Pour beaucoup d’entre nous, glisser ses pieds dans une paire de pantoufles indique que l’heure de la détente est arrivée. Mais d’où vient donc cette pantoufle tant appréciée ?

Sans grande surprise, on peut affirmer qu’elle est issue du monde oriental. Elle est en quelque sorte la sœur de la babouche bien connue notamment dans les pays du Maghreb. Le mot pantoufle provient, lui, du vieux français “pan” (bout de tissus) et “ouffle” (un objet gonflé).

Et cette babouche quelque peu transformée débarque dans nos pays à la fin du Moyen Âge.
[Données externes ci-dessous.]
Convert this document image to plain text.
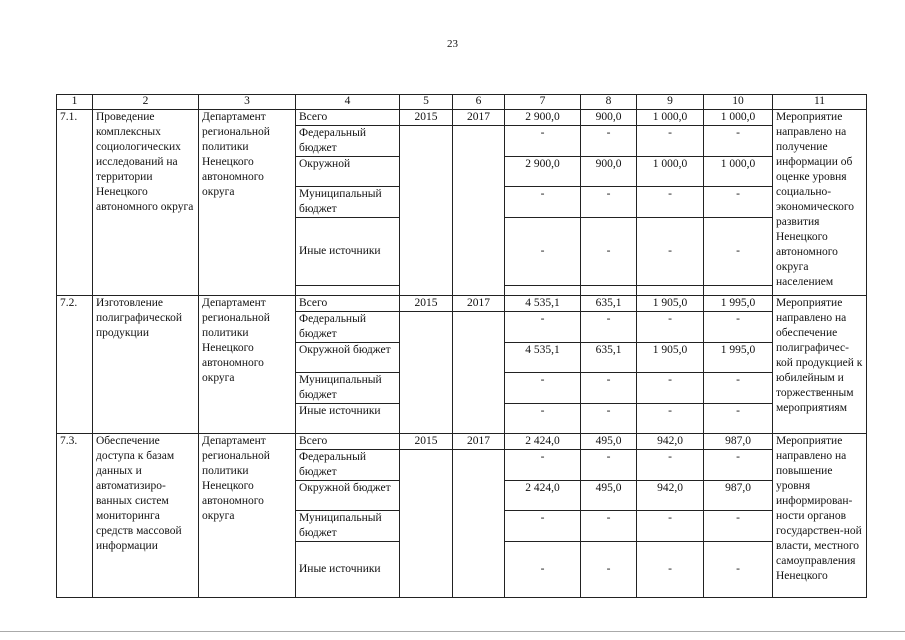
23
1	2	3	4	5	6	7	8	9	10	11
7.1.	Проведение комплексных социологических исследований на территории Ненецкого автономного округа	Департамент региональной политики Ненецкого автономного округа	Всего	2015	2017	2 900,0	900,0	1 000,0	1 000,0	Мероприятие направлено на получение информации об оценке уровня социально-экономического развития Ненецкого автономного округа населением
			Федеральный бюджет			-	-	-	-	
			Окружной			2 900,0	900,0	1 000,0	1 000,0	
			Муниципальный бюджет			-	-	-	-	
			Иные источники			-	-	-	-	

7.2.	Изготовление полиграфической продукции	Департамент региональной политики Ненецкого автономного округа	Всего	2015	2017	4 535,1	635,1	1 905,0	1 995,0	Мероприятие направлено на обеспечение полиграфичес-кой продукцией к юбилейным и торжественным мероприятиям
			Федеральный бюджет			-	-	-	-	
			Окружной бюджет			4 535,1	635,1	1 905,0	1 995,0	
			Муниципальный бюджет			-	-	-	-	
			Иные источники			-	-	-	-	
7.3.	Обеспечение доступа к базам данных и автоматизиро-ванных систем мониторинга средств массовой информации	Департамент региональной политики Ненецкого автономного округа	Всего	2015	2017	2 424,0	495,0	942,0	987,0	Мероприятие направлено на повышение уровня информирован-ности органов государствен-ной власти, местного самоуправления Ненецкого
			Федеральный бюджет			-	-	-	-	
			Окружной бюджет			2 424,0	495,0	942,0	987,0	
			Муниципальный бюджет			-	-	-	-	
			Иные источники			-	-	-	-	
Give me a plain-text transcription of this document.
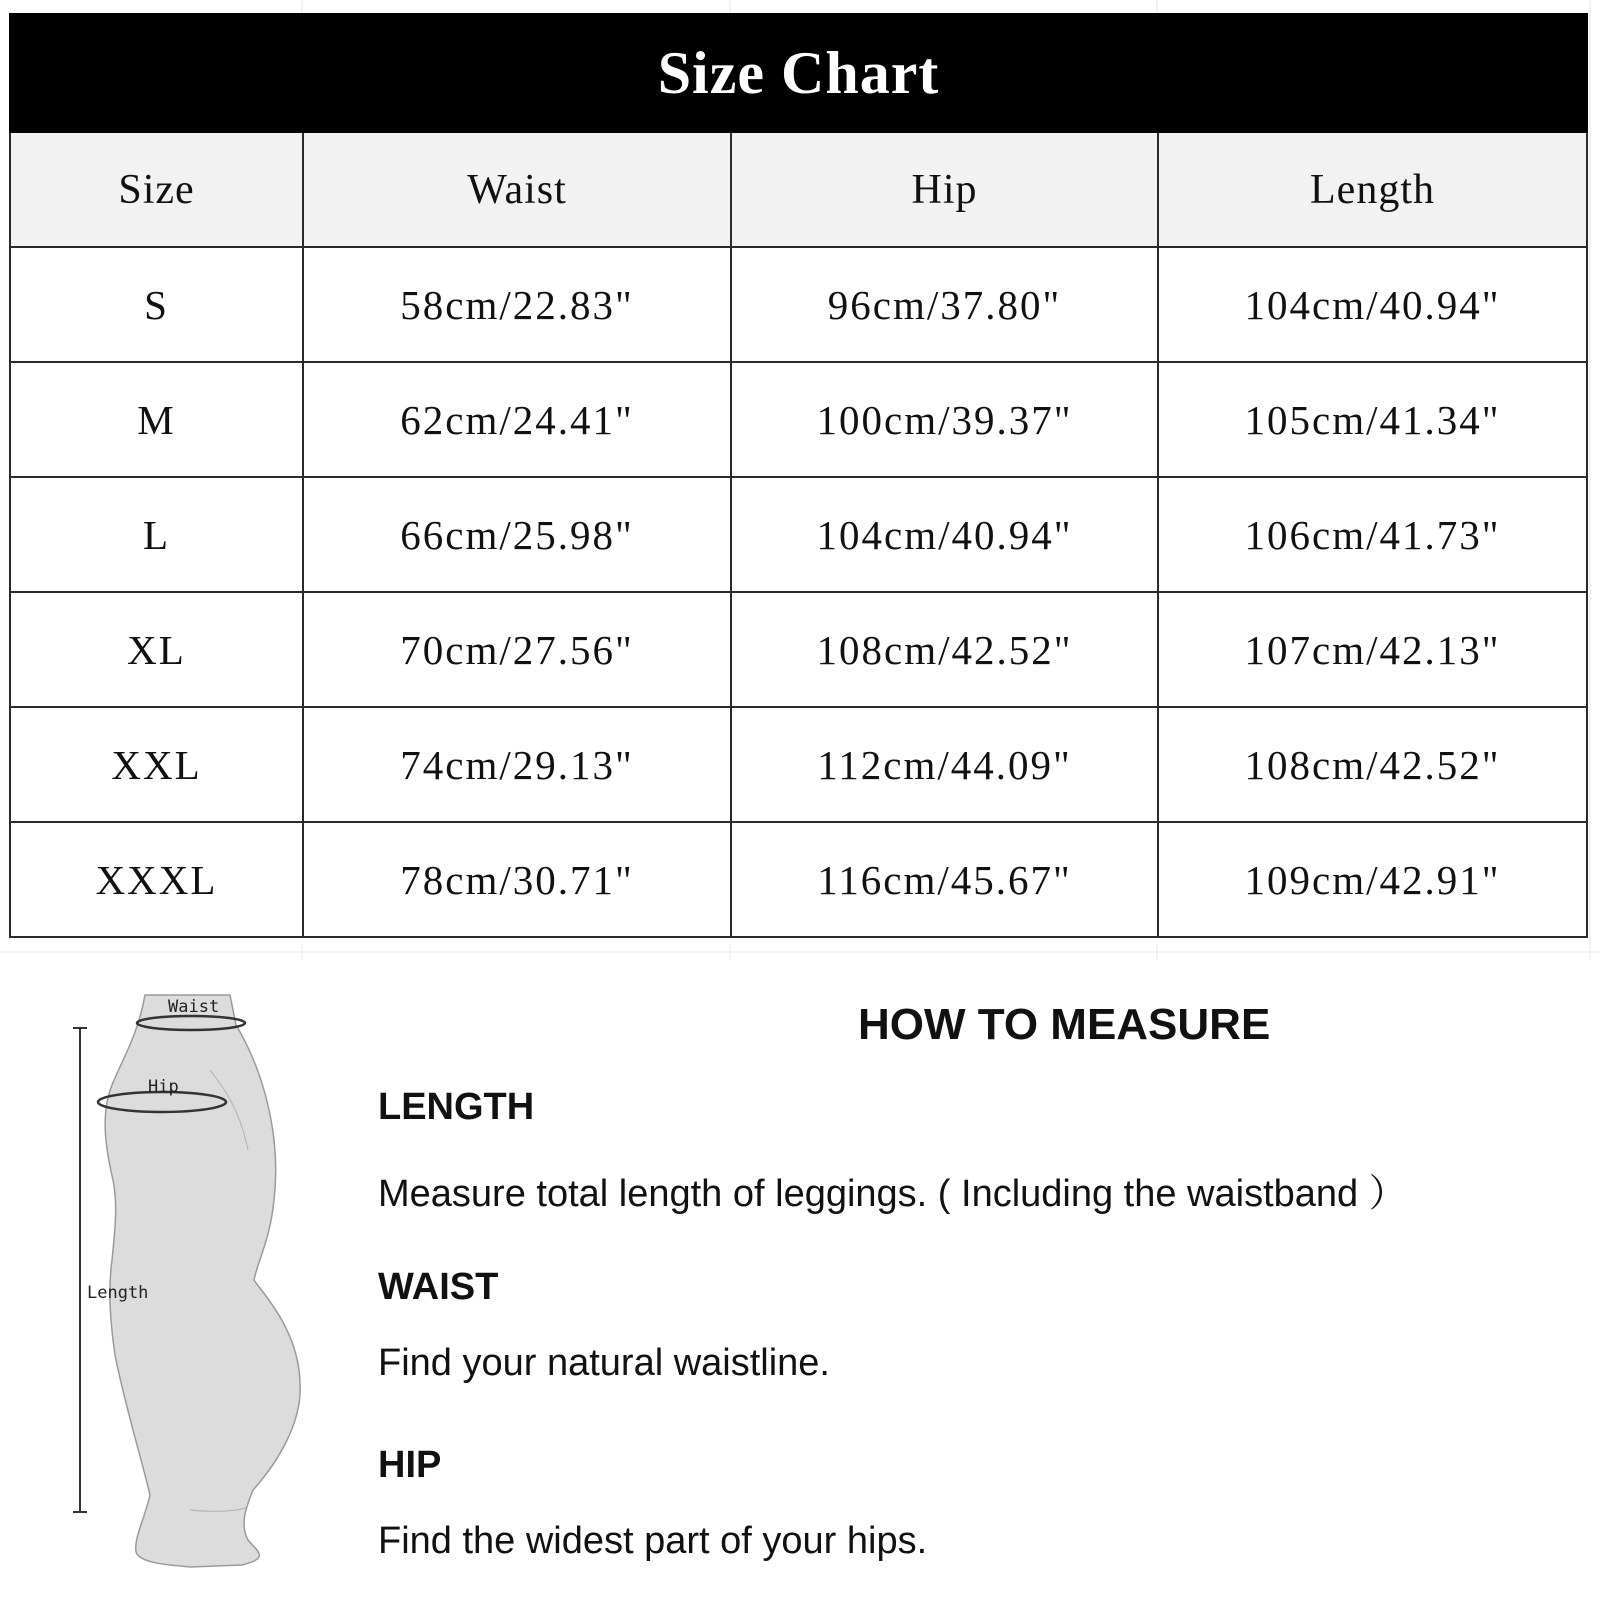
Size Chart			
Size	Waist	Hip	Length
S	58cm/22.83"	96cm/37.80"	104cm/40.94"
M	62cm/24.41"	100cm/39.37"	105cm/41.34"
L	66cm/25.98"	104cm/40.94"	106cm/41.73"
XL	70cm/27.56"	108cm/42.52"	107cm/42.13"
XXL	74cm/29.13"	112cm/44.09"	108cm/42.52"
XXXL	78cm/30.71"	116cm/45.67"	109cm/42.91"
Waist
Hip
Length
HOW TO MEASURE
LENGTH

Measure total length of leggings. ( Including the waistband ）

WAIST

Find your natural waistline.

HIP

Find the widest part of your hips.
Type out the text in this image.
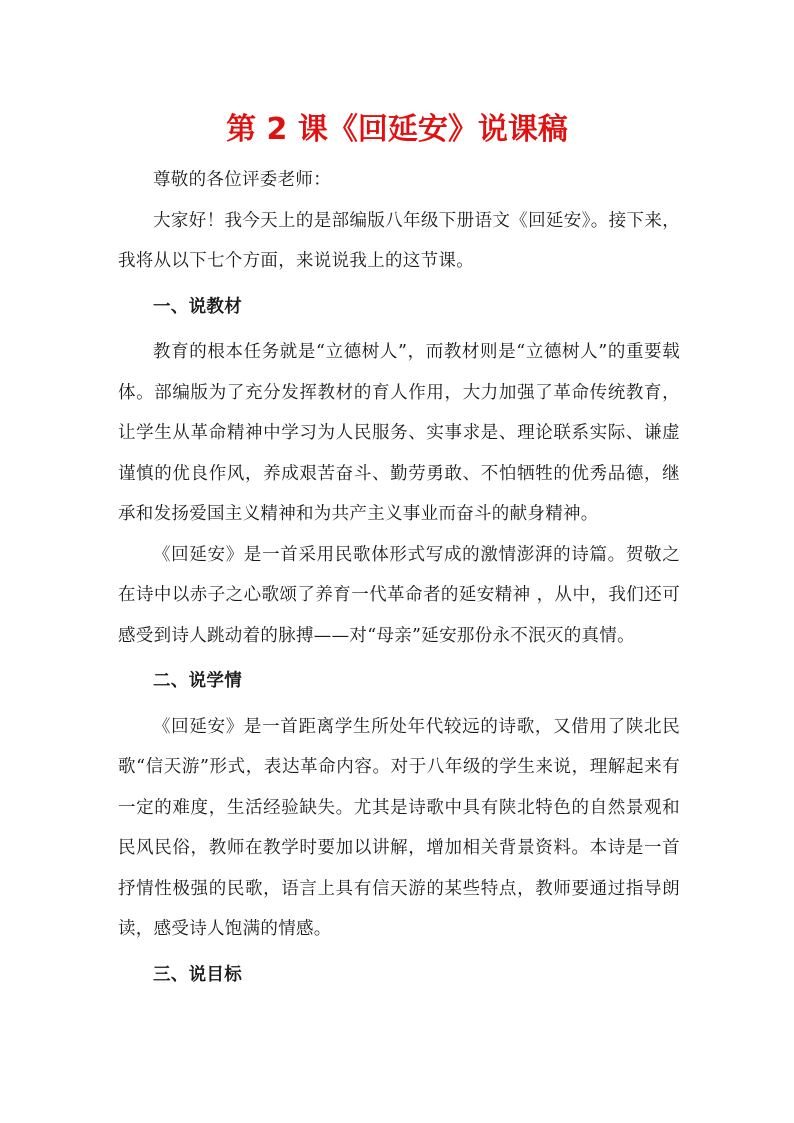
第 2 课《回延安》说课稿

尊敬的各位评委老师：

大家好！我今天上的是部编版八年级下册语文《回延安》。接下来，我将从以下七个方面，来说说我上的这节课。

一、说教材

教育的根本任务就是“立德树人”，而教材则是“立德树人”的重要载体。部编版为了充分发挥教材的育人作用，大力加强了革命传统教育，让学生从革命精神中学习为人民服务、实事求是、理论联系实际、谦虚谨慎的优良作风，养成艰苦奋斗、勤劳勇敢、不怕牺牲的优秀品德，继承和发扬爱国主义精神和为共产主义事业而奋斗的献身精神。

《回延安》是一首采用民歌体形式写成的激情澎湃的诗篇。贺敬之在诗中以赤子之心歌颂了养育一代革命者的延安精神 ，从中，我们还可感受到诗人跳动着的脉搏——对“母亲”延安那份永不泯灭的真情。

二、说学情

《回延安》是一首距离学生所处年代较远的诗歌，又借用了陕北民歌“信天游”形式，表达革命内容。对于八年级的学生来说，理解起来有一定的难度，生活经验缺失。尤其是诗歌中具有陕北特色的自然景观和民风民俗，教师在教学时要加以讲解，增加相关背景资料。本诗是一首抒情性极强的民歌，语言上具有信天游的某些特点，教师要通过指导朗读，感受诗人饱满的情感。

三、说目标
Notamment dans les fermes où les paysans, qui ne portaient à l’époque que des sabots pour se déplacer à l’extérieur de chez eux, enfilent de gros chaussons en feutre bien chauds dès qu’ils rentrent à la maison.

Au XVe siècle, ce sont les hommes de la haute société qui mettent la pantoufle à la mode. Mais pas n’importe laquelle. Elle est faite de soie ou de cuir précieux et elle repose sur une semelle de bois ou de liège.

Curieusement, au XVIe siècle, la pantoufle est cette fois exclusivement féminine surtout dans la bourgeoisie. Elle prend alors essentiellement la forme d’une mule (pantoufle sans talon).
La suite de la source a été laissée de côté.